Each Tuesday, Eurry Kim, a student in our class, will pick one example of data visualization to share with us. This week’s is an interactive visualization of consumer spending, one measure of inflation, from the New York Times, using data from the Bureau of Labor Statistics. Click on the link for the full effect. I’ll put in my two cents below the visualization. Eurry writes:
For the week’s Viz, I chose one that first put me on the path to becoming a data scientist:For me, a good visualization captures the viewer and make it look for him/herself in it. And when I first saw this, I realized how much more money I spend on food than Joe Average.
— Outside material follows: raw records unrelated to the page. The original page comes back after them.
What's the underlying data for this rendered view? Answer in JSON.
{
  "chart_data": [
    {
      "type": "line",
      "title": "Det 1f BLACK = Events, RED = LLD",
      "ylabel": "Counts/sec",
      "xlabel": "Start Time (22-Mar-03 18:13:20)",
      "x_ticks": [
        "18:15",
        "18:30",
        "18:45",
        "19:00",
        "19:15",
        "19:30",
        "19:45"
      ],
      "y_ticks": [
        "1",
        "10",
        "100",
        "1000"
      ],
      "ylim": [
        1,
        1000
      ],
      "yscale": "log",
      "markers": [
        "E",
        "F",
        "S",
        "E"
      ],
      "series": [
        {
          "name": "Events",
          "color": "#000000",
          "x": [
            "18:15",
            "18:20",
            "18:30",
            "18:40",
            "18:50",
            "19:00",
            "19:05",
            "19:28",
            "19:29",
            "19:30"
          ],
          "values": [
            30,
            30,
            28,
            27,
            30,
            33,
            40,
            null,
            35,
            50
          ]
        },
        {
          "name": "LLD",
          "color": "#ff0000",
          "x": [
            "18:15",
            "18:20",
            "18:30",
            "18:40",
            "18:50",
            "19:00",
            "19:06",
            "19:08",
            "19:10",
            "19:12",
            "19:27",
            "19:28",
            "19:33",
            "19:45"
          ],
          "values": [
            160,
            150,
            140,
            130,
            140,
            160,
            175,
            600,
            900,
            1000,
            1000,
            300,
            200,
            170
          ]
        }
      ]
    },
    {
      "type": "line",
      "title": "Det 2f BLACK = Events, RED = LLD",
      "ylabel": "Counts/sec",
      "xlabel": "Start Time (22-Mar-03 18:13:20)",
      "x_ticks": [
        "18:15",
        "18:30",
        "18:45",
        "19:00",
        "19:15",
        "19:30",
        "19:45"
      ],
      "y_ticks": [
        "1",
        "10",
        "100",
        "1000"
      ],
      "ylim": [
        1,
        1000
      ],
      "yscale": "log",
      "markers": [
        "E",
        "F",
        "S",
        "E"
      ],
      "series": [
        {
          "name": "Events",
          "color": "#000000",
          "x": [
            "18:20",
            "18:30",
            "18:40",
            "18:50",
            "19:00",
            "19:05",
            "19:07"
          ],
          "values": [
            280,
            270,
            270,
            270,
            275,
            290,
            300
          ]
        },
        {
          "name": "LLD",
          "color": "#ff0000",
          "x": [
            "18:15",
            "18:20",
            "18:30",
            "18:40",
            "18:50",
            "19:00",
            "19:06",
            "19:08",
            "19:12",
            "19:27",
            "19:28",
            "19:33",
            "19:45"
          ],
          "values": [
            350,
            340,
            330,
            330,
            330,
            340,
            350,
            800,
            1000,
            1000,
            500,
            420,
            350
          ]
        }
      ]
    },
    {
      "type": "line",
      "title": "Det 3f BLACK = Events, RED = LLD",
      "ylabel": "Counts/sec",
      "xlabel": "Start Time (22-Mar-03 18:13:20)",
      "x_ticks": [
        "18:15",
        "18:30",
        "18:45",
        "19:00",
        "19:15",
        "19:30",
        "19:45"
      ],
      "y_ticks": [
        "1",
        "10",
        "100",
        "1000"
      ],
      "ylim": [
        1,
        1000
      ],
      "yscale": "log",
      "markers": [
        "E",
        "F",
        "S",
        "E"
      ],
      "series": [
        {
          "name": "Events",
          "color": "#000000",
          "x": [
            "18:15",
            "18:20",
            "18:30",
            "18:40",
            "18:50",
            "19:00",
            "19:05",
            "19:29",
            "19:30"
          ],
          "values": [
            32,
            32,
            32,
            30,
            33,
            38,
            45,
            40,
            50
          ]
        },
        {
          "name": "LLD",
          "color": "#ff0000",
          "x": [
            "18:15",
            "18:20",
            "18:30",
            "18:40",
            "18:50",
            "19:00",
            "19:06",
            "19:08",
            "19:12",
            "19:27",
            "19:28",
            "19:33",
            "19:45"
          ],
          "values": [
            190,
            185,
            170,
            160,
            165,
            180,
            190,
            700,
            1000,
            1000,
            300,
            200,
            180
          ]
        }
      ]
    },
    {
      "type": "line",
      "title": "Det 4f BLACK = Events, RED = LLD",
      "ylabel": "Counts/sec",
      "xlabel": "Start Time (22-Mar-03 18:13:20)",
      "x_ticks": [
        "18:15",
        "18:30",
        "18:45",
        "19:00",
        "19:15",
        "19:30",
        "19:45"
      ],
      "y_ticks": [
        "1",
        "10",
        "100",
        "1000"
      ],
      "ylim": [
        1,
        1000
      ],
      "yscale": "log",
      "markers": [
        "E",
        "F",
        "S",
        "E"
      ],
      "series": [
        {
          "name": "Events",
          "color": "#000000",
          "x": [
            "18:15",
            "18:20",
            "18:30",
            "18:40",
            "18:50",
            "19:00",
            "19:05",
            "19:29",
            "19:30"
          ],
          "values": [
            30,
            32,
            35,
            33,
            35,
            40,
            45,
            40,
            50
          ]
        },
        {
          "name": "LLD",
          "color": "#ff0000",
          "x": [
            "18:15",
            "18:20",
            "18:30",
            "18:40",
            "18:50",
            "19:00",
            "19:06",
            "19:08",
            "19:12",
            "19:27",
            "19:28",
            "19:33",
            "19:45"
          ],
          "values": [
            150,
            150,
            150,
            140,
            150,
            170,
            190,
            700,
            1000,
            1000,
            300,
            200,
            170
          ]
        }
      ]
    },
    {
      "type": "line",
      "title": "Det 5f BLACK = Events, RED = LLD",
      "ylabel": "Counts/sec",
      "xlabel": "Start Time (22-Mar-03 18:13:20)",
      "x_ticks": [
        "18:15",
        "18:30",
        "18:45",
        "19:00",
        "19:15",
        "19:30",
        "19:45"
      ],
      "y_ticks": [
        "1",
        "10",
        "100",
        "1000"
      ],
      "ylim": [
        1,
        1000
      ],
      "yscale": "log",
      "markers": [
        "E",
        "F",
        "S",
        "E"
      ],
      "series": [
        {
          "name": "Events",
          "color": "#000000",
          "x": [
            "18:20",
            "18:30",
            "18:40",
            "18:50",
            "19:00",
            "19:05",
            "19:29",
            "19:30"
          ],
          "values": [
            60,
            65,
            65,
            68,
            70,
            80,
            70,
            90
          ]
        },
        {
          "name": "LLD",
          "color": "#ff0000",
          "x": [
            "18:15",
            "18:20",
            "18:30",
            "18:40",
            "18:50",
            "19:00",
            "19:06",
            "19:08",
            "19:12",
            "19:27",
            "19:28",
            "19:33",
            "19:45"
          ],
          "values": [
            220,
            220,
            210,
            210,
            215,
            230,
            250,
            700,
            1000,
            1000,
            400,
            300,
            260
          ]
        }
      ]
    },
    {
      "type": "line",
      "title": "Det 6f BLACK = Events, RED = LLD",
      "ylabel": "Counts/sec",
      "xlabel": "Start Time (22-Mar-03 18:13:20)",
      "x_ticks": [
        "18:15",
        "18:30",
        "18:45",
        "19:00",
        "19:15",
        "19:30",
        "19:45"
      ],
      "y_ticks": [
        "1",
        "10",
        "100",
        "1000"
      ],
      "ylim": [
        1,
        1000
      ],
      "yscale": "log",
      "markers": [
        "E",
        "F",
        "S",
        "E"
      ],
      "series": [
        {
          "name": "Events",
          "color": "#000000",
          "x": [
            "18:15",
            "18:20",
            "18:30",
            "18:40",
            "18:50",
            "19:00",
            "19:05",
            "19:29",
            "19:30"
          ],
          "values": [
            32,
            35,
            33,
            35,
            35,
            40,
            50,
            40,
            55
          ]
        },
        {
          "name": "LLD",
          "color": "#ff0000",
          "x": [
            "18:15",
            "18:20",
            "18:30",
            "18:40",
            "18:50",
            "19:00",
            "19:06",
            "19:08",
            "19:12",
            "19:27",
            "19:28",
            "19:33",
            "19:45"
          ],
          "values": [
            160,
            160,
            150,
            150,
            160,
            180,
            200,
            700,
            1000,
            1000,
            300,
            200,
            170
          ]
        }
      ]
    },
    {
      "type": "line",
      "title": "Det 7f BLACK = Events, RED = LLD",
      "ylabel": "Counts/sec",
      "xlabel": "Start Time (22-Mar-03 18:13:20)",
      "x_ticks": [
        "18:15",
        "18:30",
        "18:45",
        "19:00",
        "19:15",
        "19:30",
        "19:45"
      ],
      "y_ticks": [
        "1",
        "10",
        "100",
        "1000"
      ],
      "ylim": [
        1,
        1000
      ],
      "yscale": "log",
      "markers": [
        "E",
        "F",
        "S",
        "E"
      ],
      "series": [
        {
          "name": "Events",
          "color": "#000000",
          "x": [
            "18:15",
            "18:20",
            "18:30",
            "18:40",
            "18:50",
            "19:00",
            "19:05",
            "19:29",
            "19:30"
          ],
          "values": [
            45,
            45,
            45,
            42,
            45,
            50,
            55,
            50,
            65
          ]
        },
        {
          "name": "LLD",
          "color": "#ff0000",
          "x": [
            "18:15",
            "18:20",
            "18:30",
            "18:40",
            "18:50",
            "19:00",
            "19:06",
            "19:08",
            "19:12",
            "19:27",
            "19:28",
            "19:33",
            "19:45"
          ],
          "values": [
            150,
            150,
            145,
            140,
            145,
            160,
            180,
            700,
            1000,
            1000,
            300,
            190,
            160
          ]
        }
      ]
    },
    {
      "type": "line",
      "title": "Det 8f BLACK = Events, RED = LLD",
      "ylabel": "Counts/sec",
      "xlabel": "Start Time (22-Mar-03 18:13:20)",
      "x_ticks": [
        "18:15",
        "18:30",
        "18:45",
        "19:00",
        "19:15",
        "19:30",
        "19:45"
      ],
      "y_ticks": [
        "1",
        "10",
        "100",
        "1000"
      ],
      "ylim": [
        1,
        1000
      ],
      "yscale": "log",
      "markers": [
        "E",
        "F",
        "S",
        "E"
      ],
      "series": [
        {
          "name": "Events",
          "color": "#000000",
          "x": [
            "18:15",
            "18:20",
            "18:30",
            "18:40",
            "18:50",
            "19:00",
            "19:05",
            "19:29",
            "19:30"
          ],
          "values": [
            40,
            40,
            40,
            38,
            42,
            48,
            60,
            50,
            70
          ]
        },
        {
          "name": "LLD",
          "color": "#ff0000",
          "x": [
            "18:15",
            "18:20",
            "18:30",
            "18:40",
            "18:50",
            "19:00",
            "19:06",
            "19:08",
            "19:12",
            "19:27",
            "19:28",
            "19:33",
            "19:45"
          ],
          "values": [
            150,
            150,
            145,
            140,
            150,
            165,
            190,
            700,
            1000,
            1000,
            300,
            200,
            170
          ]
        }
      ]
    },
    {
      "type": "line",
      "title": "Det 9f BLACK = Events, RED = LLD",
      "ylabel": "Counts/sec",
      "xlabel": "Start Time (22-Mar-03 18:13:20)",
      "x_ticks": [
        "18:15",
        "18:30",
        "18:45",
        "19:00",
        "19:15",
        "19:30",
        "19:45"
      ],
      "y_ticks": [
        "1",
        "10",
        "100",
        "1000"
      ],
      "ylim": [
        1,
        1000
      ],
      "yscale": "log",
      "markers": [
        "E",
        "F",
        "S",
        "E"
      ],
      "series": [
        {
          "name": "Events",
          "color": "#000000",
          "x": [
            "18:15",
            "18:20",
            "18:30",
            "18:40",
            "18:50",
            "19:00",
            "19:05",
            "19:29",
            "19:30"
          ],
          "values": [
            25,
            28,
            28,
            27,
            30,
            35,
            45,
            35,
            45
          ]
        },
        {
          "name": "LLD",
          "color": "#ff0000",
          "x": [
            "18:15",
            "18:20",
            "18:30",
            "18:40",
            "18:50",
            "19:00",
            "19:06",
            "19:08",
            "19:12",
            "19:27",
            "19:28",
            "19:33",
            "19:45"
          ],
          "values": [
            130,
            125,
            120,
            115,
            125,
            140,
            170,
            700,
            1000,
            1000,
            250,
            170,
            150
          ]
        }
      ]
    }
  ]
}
Another aspect of a good visualization is that it is information-dense. This one captures that in spades — I can compare overall buckets of categories to each other, but I can also look within those areas and drill for more information (with a mere hover of the mouse). And then, of course, the embedded heat map indicating areas of inflation. Oldie, but a goodie.
Matthew Bloch, Shan Carter and Amanda Cox/The New York Times
Before getting to the end product, the data had to be processed, aggregated and interpreted and design decisions had to be made. For example, consider:
— the choice of a cell or cell tissue as a design principle
non-standard irregular shapes whose respective areas or “weights” represent how much an average American spends in that category. Can your eye compare one category to the next?
— the use of labels in certain large categories
— choosing the change in price from March 2007 to March 2008 as the key metric of interest
— using color to represent that metric
— the choice of number of color buckets (10). Could have used less (more coarse) or more (more granular). e.g. imagine if there were only 2 colors/choices (“increase” or “decrease”), how would that impact your understanding of the data?
— Price changes have varied across categories (as indicated by color). So there is a complicated relationship between shapes’ relative sizes and colors. For example, look at transportation, where “Gasoline” is red and “New cars and trucks” is blue. Not only did prices change, but consequently the average consumer ends up spending a higher percentage of their total transportation spending on gas when gas goes up in price and the cost of new cars goes down. Thus the size of the shapes have likely shifted from the previous year. (This isn’t captured because we only see the March 2008 snapshot of the shapes, and not the March 2007 shapes).
— Does this all add up to an understanding of inflation?